In video coding, a group of pictures, or GOP structure, specifies the order in which intra- and inter-frames are arranged. The GOP is a collection of successive pictures within a coded video stream. Each coded video stream consists of successive GOPs, from which the visible frames are generated. Encountering a new GOP in a compressed video stream means that the decoder doesn't need any previous frames in order to decode the next ones, and allows fast seeking through the video.

Description 
A GOP can contain the following picture types:
 I picture or I frame (intra coded picture, also called keyframe or i-frame) – a picture that is coded independently of all other pictures. Each GOP begins (in decoding order) with this type of picture.
 P picture or P frame (predictive coded picture) – contains motion-compensated difference information relative to previously decoded pictures.

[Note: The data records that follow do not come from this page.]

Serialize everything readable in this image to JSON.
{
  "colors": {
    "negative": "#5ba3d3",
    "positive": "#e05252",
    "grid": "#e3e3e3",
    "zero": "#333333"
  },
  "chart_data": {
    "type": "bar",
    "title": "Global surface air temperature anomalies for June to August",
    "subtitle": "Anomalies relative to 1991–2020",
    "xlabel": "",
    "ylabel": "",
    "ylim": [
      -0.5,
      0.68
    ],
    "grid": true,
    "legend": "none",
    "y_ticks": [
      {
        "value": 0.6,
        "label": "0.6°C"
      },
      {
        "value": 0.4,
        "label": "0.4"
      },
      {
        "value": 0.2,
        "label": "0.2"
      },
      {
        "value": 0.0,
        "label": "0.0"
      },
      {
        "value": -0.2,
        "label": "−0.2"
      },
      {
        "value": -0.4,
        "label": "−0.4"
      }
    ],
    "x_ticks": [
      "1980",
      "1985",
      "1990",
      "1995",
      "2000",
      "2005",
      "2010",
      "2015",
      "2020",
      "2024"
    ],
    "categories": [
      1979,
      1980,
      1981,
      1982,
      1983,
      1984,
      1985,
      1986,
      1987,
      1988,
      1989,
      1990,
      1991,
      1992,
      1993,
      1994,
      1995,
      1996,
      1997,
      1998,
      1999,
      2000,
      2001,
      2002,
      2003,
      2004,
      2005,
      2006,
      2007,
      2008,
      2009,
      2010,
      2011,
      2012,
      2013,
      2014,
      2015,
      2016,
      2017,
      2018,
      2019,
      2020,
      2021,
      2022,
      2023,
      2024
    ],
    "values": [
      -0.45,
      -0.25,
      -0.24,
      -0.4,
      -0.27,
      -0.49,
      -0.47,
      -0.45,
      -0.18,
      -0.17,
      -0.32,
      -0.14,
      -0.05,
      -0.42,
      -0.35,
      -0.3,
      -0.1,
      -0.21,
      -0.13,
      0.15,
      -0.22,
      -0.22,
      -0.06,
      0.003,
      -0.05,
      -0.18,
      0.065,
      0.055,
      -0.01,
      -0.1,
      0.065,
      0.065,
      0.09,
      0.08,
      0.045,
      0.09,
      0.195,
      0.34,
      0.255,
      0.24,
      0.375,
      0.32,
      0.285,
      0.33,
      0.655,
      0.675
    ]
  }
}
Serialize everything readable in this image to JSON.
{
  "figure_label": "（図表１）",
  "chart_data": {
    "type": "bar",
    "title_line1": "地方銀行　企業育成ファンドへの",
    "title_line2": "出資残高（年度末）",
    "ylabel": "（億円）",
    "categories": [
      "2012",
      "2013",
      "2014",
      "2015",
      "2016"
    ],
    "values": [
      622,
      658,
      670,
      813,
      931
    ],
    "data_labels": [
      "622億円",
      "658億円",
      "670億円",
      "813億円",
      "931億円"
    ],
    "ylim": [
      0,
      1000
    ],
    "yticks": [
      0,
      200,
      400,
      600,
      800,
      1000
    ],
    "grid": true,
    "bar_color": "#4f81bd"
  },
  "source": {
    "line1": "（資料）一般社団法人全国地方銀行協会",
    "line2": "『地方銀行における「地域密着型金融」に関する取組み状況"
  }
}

In older designs such as MPEG-1, H.262/MPEG-2 and H.263, each P picture can only reference one picture, and that picture must precede the P picture in display order as well as in decoding order and must be an I or P picture. These constraints do not apply in the newer standards H.264/MPEG-4 AVC and HEVC.
 B picture or B frame (bipredictive coded picture) – contains motion-compensated difference information relative to previously decoded pictures. In older designs such as MPEG-1 and H.262/MPEG-2, each B picture can only reference two pictures, the one which precedes the B picture in display order and the one which follows, and all referenced pictures must be I or P pictures. These constraints do not apply in newer standards H.264/MPEG-4 AVC and HEVC.
 D picture or D frame (DC direct coded picture) – serves as a fast-access representation of a picture for loss robustness or fast-forward. D pictures are only used in MPEG-1 video.

An I frame indicates the beginning of a GOP. Afterwards several P and B frames follow. In older designs, the allowed ordering and referencing structure is relatively constrained.

The I frames contain the full image and do not require any additional information to reconstruct them. Typically, encoders use GOP structures that cause each I frame to be a "clean random access point," such that decoding can start cleanly on an I frame and any errors within the GOP structure are corrected after processing a correct I frame. 

In the newer designs found in H.264/MPEG-4 AVC and HEVC, encoders have much more flexibility about referencing structures. They can use the same referencing structures as were previously used in older designs, or they can use more pictures as references and they can use more flexible ordering of the coding order relative to the display order. They are also allowed to use B pictures as references when coding other (B or P) pictures. This extra flexibility can improve compression efficiency, but it can cause propagation of errors if some data becomes lost or corrupted. One popular structure for use with the newer designs is the use of a hierarchy of B pictures. Hierarchical B pictures can provide very good compression efficiency and can also limit the propagation of errors, since the hierarchy can ensure that the number of pictures affected by any data corruption problem is strictly limited.

Generally, the more I frames the video stream has, the more editable it is. However, having more I frames substantially increases bit rate needed to code the video.

GOP Structure 
The GOP structure is often referred by two numbers, for example, M=3, N=12. The first number tells the distance between two anchor frames (I or P). The second one tells the distance between two full images (I-frames): it is the GOP size. For the example M=3, N=12, the GOP structure is IBBPBBPBBPBBI. Instead of the M parameter the maximal count of B-frames between two consecutive anchor frames can be used.

For example, in a sequence with pattern IBBBBPBBBBPBBBBI, the GOP size (N value) is equal to 15 (length between two I frames) and distance between two anchor frames (M value) is 5 (length between I and P frames or length between two consecutive P Frames).